Les transferts ne furent alors plus seulement pour les clubs un moyen de se renforcer sportivement. Ils devinrent aussi un moyen pour eux de se renforcer économiquement. Il suffit pour s’en convaincre d’étudier les chiffres de la FIFA à ce sujet. Lors de la saison 1994/95, la dernière de l’ère pré-Bosman, le montant total des transferts internationaux s’élevait à 402.869.000 euros. Ce total dépassera vraisemblablement les 4 milliards cette saison.
Certains clubs, aux premiers rangs desquels nous trouvons ceux des championnats de France de Ligues 1 et 2, ne peuvent d’ailleurs plus équilibrer leurs comptes sans transférer leurs meilleurs joueurs chaque saison.
Par conséquent, dès lors que les transferts sont devenus économiquement vitaux pour la performance sportive et économique des clubs, voire parfois plus simplement pour leur survie, ces derniers se sont mis à s’écarter des termes de l’accord de 2001 signés entre la FIFA, l’UEFA et la Commission européenne.
La sécurité des contrats des joueurs n’est plus assurée. Certains sont poussés à quitter leurs clubs alors même qu’ils sont toujours sous contrat, simplement parce que leurs employeurs ont besoin de l’indemnité de transfert correspondante. A tel point d’ailleurs que le monde du football considère dorénavant qu’un club qui laisserait partir un joueur en fin de contrat, sans l’avoir vendu avant et sans avoir récupéré une indemnité de transfert, aurait fait preuve de mauvaise gestion.
Or c’est justement ce que la FIFPro conteste. Elle a appelé à de très nombreuses reprises les clubs à changer leurs pratiques.

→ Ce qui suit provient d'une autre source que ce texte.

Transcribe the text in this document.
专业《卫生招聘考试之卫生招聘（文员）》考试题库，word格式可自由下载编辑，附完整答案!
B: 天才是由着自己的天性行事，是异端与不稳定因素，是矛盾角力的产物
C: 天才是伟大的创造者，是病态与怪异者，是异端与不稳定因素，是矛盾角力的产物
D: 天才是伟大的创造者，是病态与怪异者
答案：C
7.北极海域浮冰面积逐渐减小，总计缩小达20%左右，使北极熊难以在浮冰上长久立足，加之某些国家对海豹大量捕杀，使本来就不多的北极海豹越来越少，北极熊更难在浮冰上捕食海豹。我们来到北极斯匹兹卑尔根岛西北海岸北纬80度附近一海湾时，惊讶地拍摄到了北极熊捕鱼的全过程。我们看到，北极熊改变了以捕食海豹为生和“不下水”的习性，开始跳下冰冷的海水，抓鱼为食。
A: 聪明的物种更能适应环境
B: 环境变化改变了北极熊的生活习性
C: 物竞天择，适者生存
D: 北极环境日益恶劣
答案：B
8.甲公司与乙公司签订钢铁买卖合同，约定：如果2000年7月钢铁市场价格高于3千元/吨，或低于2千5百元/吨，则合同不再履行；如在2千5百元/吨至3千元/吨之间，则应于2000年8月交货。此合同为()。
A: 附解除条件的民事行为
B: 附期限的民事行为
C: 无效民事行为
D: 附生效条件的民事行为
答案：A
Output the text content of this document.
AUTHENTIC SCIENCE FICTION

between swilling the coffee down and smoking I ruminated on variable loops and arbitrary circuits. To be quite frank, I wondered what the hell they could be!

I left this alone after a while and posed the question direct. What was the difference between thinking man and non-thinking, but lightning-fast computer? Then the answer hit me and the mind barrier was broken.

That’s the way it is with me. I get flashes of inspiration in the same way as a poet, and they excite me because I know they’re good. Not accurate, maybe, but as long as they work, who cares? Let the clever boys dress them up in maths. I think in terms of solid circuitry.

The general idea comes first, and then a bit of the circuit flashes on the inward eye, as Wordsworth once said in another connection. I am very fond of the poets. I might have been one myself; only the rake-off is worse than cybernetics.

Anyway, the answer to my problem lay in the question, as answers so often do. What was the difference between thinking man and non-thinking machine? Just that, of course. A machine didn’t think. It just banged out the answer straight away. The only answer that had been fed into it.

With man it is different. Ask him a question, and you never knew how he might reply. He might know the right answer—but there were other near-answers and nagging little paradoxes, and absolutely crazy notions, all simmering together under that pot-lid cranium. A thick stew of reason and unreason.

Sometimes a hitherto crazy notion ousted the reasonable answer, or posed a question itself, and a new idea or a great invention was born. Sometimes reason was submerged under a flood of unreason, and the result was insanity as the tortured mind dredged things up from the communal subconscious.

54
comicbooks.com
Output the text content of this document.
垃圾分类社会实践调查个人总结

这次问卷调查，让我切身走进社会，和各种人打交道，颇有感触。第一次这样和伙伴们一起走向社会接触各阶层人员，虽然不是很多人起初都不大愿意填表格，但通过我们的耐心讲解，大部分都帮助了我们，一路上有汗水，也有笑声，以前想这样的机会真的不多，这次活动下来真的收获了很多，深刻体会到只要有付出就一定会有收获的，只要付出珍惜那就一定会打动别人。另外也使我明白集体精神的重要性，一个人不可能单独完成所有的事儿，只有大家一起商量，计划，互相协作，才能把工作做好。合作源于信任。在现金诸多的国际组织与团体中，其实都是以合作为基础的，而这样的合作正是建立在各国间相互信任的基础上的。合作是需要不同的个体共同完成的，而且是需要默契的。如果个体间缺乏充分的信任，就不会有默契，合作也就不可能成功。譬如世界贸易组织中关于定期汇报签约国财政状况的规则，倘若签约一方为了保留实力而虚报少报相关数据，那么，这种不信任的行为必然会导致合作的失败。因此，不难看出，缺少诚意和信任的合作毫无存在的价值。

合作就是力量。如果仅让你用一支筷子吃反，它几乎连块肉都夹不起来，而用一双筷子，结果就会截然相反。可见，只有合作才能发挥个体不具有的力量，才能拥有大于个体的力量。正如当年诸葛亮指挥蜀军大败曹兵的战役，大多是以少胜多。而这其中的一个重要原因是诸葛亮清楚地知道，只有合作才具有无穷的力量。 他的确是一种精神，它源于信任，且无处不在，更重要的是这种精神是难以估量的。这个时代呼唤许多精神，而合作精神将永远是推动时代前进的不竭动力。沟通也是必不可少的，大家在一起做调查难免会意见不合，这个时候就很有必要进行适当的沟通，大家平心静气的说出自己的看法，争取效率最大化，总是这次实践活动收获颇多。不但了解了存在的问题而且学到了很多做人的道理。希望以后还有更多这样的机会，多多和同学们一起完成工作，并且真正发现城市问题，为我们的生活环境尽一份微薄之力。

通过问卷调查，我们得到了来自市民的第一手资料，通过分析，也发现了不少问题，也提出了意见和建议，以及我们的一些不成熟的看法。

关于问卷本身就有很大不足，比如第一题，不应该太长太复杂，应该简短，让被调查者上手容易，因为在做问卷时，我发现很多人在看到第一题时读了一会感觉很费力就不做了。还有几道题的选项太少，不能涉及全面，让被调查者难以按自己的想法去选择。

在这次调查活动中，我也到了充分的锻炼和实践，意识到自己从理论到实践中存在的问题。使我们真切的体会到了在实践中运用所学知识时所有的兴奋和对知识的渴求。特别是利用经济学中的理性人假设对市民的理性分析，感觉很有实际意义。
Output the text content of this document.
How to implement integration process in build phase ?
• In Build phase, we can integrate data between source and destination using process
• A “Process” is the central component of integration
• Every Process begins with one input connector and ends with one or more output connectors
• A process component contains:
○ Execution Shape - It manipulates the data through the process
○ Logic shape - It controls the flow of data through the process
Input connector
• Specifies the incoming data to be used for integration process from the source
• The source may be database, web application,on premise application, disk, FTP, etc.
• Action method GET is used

Philippe Piat a ainsi déclaré que “malgré le temps laissé aux ligues et aux clubs professionnels européens, aucune réponse positive n’a pu être apportée aux exigences de réforme, concernant notamment l’application du système illégal des transferts de la FIFA, un système, nous n’arrêtons pas de le répéter, qui ne respecte pas les exigences de la Commission Européenne, communiquées à la FIFA, le 5 mars 2001”.
La FIFPro sait par ailleurs que la Commission européenne, inquiète de ces dérives, à commandé une étude sur la question, qui lui a été remise en 2013 et qui confirme l’analyse du syndicat international des joueurs.
La dernière fois que la Commission européenne s’est penchée sur la question, c’était pour soutenir la démarche de Marc Bosman auprès de la Cour de Justice de l’Union européenne contre le RFC Liège. J’étais alors l’un des conseils de la Commission européenne.
Je suis, ironie de l’histoire, devenu 15 ans plus tard l’un des administrateurs du RFC Liège. Ce qui me donne sur ces 20 dernières années un regard je l’espère avisé, mais en tout état de cause amusé.
La conclusion de tout cela me semble être que 20 ans après l’arrêt Bosman, on ne peut être que d’accord avec le célèbre historien Georges Lefebvre lorsqu’il disait que “la seule leçon que l’histoire prétend donner, c’est qu’il n’y a pas de leçons de l’histoire”.